Combining data from IDG and LINCS, shown are the results for Query 5 seeking genes and Pubchem compounds associated with the disease “Asthma.”

Figure 10:. Cypher query results for genes containing the string “ALOX” (Query 6).

This query returns human lipoxygenase genes along with Pubchem compounds associated via the bioactivity relationship.

Figure 11:. Graph-based representation of ALOX5 compound activity and expression profile.

This example subgraph is one result from Query 7. It shows the connection from a PubChem compound with known bioactivity (from IDG) to its UniProt gene product, the HGNC-coded gene ALOX5. GTEx expression data is linked through expression bins and mapped to UBERON tissues (here Peyer’s patch). The result demonstrates the DDKG’s integration of chemical, molecular, and anatomical data, enabling rapid exploration of tissue-specific gene–compound interactions.

Figure 12:

Query 9 aims to identify data points that are linked to evidence related to genes in tissues across different omes in the MoTrPAC young adult rats endurance training exercise data that match GTEx eQTL regulation in heart. The resulting gene set are exercise-linked genes with tissue expression matches to humans that are linked to disease.

Figure 13:. Cross-species integration of mouse phenotypes with human genomic data using the DDKG.

Mouse phenotypes associated with atrial septal defects (left) are linked to IMPC-derived gene knockouts, then mapped to human orthologs via HCOP. These human genes are associated with pathogenic variants in the Kids First congenital heart defect cohort (right). This multi-ontology traversal demonstrates how model organism data can inform human disease gene discovery through knowledge graph integration.
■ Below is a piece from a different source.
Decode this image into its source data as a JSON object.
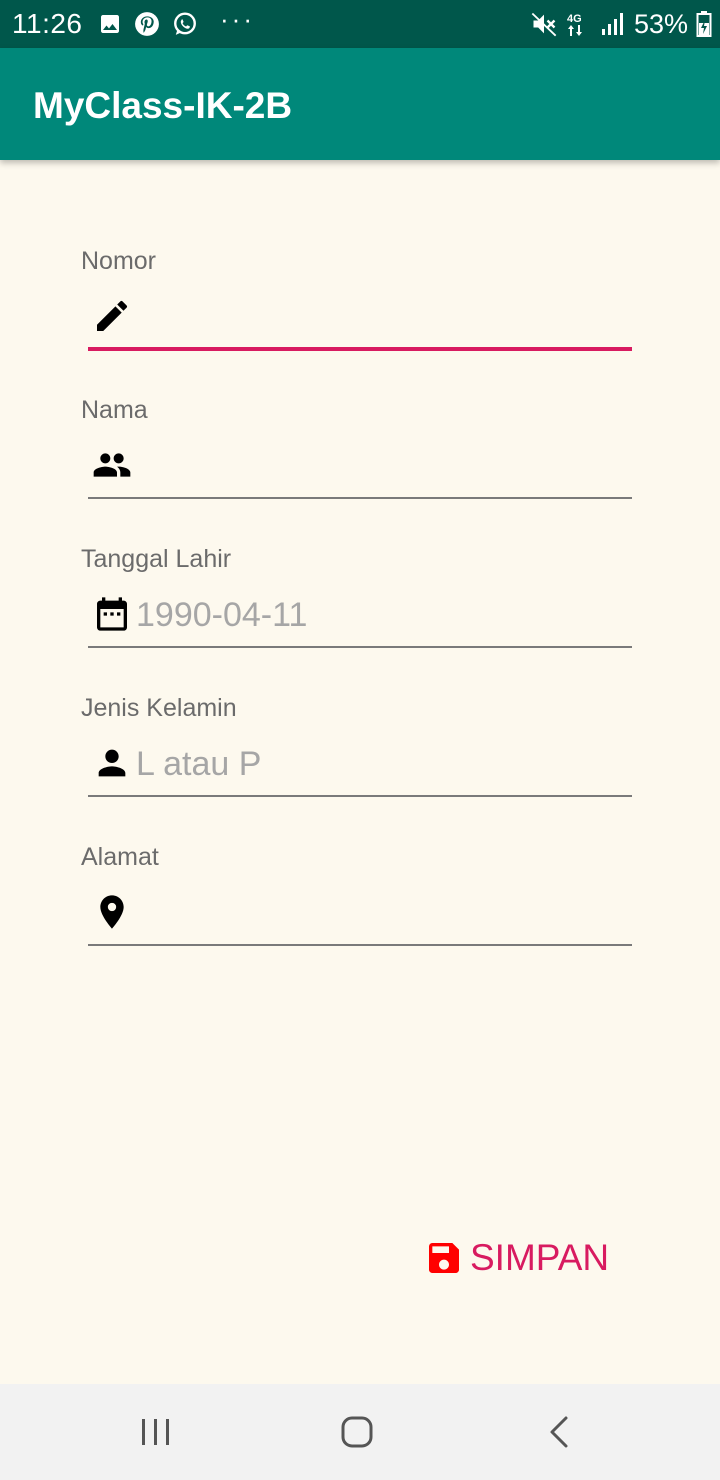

Figure 14.. STRING gene enrichment results on the Human Phenotype Ontology for the top 200 genes ranked by DDKG graph-based proximity to congenital heart defects and pediatric leukemias (Method 8).

Genes prioritized using the Common Neighbors algorithm (Query 11) were analyzed using the STRING v12.0 functional annotation tool. The plot shows statistically significant signals for Leukemia and Atrial Septal Defects within the Human Phenotype Ontology (HPO) category.

Figure 15.. Converting UBKG assertions into DDKG-UI assertions.

The DDKG has limited properties on the Concept nodes. In this figure we show an example of a transformed node by extracting Code and Term information into properties on the concept nodes in the DDKG-UI subgraph.